L. ist der Sitz der Departementsbehörden, eines Gerichtshofs erster Instanz, eines Assisenhofs, eines Handelsgerichts, mehrerer Friedensgerichte, einer Handelskammer, eines Gewerberats, einer Filiale der Bank von Frankreich, ferner des Kommandos des 1. Armeekorps, der 1. Infanterie- und 1. Kavalleriebrigade. Die Garnison bildet das 43. Infanterieregiment, das 16. Jägerbataillon zu Fuß, das 19. Jägerregiment zu Pferd, das 1. Festungsartilleriebataillon, die 1. Abteilung des Trains und die 1. Gendarmerielegion.

Industrie. Großartig ist die Fabrikthätigkeit auf allen Gebieten, namentlich die Textilindustrie, Baumwollspinnerei und Weberei; dagegen ist die früher blühende Fabrikation von Spitzenzwirn, Spitzen und Tüll in Abnahme. Außerdem liefert L. Posamentierarbeiten und Strumpfwaren. Es bestehen ferner verschiedene Maschinen- und Instrumentenbau-Anstalten, Schneidemühlen, Fabriken für Fässer, Wollkratzen, Seilerwaren, Chemikalien, Seife, zahlreiche Ölmühlen, Garn- und Leinwandbleichen, Brennerei, eine Tabakmanufaktur, große Zuckersiedereien u. s. w. - Sehr bedeutend ist der Handel mit den eigenen Erzeugnissen, mit Kolonialwaren, Wein, Branntwein, Tabak, Krapp und Kohlen.

Verkehr. Im Innern dienen zahlreiche Pferdebahnlinien dem Verkehr, wichtig ist das an die Deule anschließende Kanalnetz. L. ist Haupteisenbahnknotenpunkt der Linien Paris-L.-Tourcoing, Hazebrouck-L. (44 km), L.-Tournai (franz. Grenze, 17 km), L.-Béthune (36 km), Valenciennes-L. (48 km), L.-Armentieres-Berguette-St. Omer (65 km), L.-Comines (belg. Grenze, 23 km).
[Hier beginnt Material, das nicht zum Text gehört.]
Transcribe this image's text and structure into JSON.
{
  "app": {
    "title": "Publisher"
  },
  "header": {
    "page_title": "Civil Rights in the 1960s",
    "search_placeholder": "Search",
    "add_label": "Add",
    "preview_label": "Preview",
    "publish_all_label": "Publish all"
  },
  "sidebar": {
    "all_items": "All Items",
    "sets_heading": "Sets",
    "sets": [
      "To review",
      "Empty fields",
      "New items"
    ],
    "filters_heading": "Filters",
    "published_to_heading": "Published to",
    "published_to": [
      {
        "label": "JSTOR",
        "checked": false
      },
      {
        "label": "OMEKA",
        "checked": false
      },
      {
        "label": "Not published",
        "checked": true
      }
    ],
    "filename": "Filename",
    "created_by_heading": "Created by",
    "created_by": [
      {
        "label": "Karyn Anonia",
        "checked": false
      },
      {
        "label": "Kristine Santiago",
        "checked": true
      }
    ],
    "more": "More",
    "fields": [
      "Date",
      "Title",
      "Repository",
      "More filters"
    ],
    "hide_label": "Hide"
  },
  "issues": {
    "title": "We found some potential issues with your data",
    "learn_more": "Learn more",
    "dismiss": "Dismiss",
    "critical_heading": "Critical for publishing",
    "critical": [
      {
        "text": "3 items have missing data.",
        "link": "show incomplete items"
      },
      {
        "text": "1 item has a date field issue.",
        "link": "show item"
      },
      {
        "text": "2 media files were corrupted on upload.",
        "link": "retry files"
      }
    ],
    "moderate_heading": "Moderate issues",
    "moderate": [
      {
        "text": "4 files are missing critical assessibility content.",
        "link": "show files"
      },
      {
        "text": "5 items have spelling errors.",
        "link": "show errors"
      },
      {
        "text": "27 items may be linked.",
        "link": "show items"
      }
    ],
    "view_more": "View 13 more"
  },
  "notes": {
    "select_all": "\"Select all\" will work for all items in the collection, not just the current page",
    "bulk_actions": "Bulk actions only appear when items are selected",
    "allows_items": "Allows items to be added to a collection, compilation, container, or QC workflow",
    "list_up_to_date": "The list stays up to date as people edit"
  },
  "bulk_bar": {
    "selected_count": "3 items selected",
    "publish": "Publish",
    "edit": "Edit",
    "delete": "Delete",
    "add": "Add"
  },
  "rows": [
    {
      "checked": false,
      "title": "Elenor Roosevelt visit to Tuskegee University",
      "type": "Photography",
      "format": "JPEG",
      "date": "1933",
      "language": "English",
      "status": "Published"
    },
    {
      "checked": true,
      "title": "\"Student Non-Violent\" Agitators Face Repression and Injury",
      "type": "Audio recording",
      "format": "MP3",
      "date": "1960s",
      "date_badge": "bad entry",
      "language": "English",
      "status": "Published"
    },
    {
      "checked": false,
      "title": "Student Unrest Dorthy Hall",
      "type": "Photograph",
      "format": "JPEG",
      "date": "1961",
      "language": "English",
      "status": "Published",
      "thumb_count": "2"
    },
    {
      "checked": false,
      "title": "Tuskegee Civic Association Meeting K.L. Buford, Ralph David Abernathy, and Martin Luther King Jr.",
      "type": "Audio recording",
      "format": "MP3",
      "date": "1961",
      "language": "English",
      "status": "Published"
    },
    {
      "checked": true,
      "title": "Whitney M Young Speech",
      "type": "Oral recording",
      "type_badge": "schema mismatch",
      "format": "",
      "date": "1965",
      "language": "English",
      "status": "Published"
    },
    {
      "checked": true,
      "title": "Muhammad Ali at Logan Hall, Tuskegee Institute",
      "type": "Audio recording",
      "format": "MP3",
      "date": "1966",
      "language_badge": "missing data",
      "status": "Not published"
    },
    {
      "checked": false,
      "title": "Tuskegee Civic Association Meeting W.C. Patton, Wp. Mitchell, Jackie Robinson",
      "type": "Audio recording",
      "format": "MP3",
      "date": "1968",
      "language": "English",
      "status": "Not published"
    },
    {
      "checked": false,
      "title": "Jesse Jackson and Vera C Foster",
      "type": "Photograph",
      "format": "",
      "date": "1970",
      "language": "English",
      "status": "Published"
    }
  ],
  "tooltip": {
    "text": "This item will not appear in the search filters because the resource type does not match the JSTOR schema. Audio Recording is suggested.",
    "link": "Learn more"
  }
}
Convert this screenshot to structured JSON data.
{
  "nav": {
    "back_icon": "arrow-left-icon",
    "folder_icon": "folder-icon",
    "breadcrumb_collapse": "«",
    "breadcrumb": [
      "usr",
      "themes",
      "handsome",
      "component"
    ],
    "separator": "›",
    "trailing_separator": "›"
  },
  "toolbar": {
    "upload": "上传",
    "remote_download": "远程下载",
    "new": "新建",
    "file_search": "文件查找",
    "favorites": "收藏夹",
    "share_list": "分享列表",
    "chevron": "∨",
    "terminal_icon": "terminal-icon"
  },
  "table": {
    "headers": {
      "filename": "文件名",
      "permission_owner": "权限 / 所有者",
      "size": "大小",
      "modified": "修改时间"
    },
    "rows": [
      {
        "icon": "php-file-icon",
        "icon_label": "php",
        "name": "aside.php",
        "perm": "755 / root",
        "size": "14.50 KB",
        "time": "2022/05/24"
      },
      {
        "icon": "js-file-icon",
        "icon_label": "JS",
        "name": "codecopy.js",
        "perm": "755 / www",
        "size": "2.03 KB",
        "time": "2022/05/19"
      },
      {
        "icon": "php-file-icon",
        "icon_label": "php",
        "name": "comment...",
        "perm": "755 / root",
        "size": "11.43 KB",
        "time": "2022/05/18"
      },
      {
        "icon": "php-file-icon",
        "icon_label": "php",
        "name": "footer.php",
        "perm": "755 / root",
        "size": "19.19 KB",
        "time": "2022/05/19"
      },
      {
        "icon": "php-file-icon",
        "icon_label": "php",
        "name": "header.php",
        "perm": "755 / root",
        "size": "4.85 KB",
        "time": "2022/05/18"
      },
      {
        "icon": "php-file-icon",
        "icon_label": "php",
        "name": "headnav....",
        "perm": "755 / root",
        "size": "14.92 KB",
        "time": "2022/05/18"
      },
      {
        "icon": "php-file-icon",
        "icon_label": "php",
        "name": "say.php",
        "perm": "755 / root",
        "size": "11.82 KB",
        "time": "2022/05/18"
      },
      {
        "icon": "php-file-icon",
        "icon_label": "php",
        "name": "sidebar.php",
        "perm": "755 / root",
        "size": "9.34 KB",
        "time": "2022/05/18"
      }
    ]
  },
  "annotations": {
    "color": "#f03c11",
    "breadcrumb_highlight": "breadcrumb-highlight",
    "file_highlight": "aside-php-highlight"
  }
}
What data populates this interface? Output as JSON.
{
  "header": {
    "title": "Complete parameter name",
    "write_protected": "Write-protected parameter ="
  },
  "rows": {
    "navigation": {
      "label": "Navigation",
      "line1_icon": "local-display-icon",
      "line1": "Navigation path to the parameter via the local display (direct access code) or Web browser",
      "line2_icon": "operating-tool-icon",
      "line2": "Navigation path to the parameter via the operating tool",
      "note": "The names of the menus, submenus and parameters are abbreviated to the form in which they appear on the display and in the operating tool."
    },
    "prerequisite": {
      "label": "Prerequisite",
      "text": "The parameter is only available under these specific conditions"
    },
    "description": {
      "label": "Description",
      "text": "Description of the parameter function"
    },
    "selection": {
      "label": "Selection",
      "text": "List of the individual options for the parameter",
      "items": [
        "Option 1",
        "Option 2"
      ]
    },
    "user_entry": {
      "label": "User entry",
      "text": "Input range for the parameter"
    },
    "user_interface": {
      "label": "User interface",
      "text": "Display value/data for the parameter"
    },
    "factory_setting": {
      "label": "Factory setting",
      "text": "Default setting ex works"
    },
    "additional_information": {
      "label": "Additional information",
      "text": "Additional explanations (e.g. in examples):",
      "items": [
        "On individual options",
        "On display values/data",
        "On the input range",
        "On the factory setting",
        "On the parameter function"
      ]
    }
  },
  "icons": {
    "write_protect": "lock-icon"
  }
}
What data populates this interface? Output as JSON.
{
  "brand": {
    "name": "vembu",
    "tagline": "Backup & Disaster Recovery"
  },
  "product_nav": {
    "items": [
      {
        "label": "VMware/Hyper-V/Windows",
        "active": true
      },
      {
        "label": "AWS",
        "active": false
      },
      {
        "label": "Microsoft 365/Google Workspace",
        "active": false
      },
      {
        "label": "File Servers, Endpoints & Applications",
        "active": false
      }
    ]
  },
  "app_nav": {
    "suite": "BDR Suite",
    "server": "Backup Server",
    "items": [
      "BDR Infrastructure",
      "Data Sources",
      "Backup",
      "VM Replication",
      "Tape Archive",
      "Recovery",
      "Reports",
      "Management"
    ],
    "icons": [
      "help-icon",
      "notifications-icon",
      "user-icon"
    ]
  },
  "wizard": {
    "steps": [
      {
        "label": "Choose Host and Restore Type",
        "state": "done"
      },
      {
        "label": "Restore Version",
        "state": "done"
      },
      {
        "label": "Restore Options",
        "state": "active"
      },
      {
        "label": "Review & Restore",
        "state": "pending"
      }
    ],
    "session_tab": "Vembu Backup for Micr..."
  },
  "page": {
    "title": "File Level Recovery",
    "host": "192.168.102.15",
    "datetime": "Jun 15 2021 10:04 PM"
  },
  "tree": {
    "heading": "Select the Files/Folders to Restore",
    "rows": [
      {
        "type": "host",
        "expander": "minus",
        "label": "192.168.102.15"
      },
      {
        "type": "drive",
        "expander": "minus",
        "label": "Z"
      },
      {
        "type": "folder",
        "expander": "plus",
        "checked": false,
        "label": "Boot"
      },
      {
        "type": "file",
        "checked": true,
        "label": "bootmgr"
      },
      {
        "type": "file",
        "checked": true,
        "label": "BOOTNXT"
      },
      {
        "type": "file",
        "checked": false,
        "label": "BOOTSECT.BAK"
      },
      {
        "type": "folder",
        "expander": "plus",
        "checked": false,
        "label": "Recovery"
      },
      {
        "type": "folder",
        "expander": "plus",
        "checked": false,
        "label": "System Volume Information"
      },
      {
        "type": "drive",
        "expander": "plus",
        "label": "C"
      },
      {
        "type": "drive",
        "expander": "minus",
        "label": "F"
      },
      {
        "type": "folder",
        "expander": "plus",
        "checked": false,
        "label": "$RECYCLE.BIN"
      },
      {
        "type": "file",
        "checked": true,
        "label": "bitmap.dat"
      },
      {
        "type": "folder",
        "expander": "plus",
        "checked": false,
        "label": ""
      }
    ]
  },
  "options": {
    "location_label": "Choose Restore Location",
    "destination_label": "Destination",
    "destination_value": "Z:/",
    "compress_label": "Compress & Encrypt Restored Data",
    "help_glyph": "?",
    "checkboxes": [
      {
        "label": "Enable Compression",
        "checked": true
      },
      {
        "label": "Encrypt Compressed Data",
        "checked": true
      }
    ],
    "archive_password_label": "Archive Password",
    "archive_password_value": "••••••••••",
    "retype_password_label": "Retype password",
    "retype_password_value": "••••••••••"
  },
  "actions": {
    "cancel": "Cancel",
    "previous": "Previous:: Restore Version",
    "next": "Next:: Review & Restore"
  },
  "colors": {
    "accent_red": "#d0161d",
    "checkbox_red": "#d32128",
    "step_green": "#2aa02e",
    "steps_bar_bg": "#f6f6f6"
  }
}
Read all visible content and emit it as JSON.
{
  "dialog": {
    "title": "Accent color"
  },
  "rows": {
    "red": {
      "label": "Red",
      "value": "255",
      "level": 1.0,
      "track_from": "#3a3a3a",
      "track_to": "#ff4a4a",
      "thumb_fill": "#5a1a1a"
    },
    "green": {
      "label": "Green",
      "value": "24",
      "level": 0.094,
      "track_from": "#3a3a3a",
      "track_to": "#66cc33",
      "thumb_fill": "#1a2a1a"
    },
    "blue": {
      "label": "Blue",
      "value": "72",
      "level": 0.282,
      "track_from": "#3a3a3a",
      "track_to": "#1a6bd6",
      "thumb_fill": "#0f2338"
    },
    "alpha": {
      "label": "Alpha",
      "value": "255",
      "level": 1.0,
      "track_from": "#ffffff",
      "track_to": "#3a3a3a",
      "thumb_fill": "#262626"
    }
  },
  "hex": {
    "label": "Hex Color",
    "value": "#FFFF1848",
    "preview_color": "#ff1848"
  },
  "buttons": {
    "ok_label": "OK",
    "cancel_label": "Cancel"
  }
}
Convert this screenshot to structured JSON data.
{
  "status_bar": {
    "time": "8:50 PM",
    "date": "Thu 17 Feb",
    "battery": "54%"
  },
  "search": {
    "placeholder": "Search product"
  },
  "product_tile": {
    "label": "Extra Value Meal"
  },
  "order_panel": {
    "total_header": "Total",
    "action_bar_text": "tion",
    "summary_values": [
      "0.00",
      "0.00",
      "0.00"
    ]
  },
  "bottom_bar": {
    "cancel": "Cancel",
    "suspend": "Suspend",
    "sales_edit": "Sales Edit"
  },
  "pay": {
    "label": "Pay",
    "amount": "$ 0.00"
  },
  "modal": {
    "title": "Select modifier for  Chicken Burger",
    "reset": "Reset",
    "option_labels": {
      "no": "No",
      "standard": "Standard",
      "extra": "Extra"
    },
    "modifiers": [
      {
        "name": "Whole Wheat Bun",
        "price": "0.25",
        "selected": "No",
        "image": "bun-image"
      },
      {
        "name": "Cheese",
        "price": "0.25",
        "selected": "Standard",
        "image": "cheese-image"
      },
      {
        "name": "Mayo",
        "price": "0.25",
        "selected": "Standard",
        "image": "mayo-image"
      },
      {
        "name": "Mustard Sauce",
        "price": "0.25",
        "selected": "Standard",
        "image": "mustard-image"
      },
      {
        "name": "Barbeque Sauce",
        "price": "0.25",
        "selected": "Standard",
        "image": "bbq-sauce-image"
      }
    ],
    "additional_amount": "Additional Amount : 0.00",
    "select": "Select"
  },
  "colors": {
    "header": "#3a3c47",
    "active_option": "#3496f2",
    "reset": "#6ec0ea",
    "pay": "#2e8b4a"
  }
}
Festung. L. ist Centralpunkt der Verteidigung der Depart. de-Calais, beherrscht den Abschnitt an der belg. Grenze zwischen Schelde und Lys und kann unter Umständen den linken Flügel der dritten Verteidigungslinie gegen Deutschland bilden. Die bastionierte Enceinte ist erweitert und L. durch einen Gürtel detachierter Forts zu einem Hauptwaffenplatz erhoben worden, dessen äußerer Umfang 80 km mißt. Im N. liegen die Forts Vert-Galant und Bondues, im W. Premesques und Englos (5-6 km von der Stadt), im S. Seclin und Sainghin (7-8 km), im O. Das Fort Mons-en-Baroeul und die Batterie Camp français (3½ km).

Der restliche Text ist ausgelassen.